No democracy anywhere in the world survives without active citizenship. South Africans have yet to recognize the importance of their roles as the custodians of the constitutional democracy we enjoy today. Part of the reason for this lack of attention is that we assumed that because we have won our freedom we will be able to govern and live in it without any effort to educate ourselves to become stewards of this freedom.
The Citizens’ Movement for Social Change has been formed to correct this error. The focus of this movement is:
- Educating for democracy –how many South Africans are familiar with our Constitution and its principles?
- Developing a Citizen Charter clarifying Rights and Responsibilities of citizenship
- Mobilizing South Africans to confront their passive acceptance of the benefits of freedom without ensuring that they assume the responsibility of holding those in public office accountable for good governance
- Mobilizing South Africans to undertake the Journey from being subjects to become citizens who are active stewards of the constitutional democracy.

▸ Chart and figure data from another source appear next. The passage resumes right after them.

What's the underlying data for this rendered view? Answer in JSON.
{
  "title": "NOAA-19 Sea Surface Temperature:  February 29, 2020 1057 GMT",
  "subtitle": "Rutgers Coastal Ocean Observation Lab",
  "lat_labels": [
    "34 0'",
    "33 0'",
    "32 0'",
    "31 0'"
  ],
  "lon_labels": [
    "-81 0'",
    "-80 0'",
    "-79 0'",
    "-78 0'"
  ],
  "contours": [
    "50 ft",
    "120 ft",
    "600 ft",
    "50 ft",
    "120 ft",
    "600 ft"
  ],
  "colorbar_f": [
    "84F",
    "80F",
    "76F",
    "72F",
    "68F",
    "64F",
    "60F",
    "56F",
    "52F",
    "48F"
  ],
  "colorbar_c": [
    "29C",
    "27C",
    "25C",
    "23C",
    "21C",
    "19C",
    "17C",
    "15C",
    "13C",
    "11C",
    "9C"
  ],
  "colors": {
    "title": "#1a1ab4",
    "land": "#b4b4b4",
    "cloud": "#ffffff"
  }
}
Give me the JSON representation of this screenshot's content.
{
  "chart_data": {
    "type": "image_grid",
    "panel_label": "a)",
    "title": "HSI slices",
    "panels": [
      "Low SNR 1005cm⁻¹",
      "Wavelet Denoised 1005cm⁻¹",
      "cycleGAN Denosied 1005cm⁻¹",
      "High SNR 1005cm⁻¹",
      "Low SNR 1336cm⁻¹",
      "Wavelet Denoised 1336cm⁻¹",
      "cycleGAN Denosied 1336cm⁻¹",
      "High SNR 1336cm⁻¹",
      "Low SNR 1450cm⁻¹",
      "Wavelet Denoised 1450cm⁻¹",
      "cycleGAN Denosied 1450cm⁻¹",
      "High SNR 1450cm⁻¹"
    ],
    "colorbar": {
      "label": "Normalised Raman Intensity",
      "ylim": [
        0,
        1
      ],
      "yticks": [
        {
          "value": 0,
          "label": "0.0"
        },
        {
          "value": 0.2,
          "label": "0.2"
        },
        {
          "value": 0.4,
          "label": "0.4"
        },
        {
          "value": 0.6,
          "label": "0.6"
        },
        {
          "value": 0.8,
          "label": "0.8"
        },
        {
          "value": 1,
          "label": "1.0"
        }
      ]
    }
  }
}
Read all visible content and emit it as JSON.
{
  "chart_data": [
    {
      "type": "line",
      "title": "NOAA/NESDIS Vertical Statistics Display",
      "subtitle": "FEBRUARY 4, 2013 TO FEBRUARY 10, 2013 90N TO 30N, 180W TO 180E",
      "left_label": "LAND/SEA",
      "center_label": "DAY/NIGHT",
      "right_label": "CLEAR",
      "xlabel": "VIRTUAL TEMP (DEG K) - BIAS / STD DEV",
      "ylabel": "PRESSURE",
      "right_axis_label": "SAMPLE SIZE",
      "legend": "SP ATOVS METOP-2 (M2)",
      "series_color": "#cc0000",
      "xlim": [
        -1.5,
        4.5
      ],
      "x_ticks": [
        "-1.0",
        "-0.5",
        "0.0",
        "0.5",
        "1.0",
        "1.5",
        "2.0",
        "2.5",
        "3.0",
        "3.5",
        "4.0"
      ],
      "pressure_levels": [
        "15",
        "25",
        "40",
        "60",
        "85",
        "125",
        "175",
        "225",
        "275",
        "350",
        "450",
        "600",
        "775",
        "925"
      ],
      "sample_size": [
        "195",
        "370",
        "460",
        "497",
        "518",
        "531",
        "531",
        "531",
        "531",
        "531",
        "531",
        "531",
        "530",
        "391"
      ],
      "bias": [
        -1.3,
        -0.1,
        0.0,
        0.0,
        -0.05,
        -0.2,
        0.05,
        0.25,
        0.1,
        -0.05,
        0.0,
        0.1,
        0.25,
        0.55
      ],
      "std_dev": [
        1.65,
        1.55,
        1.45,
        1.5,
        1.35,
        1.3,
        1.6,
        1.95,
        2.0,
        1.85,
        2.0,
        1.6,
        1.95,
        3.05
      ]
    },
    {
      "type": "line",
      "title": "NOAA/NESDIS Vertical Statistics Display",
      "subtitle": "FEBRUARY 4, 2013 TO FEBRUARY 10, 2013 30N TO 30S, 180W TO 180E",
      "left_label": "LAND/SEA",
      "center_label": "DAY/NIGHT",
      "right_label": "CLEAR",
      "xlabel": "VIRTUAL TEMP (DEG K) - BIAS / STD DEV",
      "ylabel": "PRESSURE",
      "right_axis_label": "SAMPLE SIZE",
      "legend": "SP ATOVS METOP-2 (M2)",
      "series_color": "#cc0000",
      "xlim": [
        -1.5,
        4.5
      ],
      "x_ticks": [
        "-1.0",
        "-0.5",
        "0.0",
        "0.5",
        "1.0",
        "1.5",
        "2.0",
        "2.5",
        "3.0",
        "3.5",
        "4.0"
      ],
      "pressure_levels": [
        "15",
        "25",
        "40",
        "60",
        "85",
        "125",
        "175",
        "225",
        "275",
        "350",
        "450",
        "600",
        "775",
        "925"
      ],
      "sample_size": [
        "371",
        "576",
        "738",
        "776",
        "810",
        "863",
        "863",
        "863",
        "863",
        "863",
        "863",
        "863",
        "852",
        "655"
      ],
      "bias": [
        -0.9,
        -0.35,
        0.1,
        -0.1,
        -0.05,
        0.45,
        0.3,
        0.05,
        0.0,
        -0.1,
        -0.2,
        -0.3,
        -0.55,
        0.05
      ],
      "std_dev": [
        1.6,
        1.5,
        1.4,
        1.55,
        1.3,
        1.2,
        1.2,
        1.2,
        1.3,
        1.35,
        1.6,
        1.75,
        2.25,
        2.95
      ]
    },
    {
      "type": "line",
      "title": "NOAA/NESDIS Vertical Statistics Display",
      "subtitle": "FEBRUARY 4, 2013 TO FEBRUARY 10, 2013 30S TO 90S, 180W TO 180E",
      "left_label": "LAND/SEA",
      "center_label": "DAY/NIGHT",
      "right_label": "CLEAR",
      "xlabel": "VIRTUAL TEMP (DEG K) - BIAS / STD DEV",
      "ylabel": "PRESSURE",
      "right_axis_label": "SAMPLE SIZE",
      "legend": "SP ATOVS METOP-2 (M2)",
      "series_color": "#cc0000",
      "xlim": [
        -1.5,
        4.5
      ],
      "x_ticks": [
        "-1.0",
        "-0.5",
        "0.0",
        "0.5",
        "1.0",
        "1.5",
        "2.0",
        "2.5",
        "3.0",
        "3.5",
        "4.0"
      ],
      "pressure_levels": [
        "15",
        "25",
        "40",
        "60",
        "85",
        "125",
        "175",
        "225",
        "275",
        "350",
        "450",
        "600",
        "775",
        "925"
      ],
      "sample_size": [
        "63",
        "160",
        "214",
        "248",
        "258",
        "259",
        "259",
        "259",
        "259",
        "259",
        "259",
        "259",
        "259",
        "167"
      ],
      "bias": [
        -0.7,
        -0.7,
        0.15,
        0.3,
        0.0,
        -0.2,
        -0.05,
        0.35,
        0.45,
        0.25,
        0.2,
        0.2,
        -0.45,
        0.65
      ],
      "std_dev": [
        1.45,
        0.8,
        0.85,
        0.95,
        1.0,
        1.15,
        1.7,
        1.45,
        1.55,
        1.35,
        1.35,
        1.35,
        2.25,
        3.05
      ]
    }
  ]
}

This journey starts with conversations about values and principles that are appropriate to a human rights culture and constitutional democracy and how the choices we make at the personal, professional and political level must be in harmony. We must be the change we want to see.
It is a truism that we get the leaders we deserve. It is up to each one of you here today to commit to become active citizens to protect and advance our constitutional democracy. The future expects nothing less from us.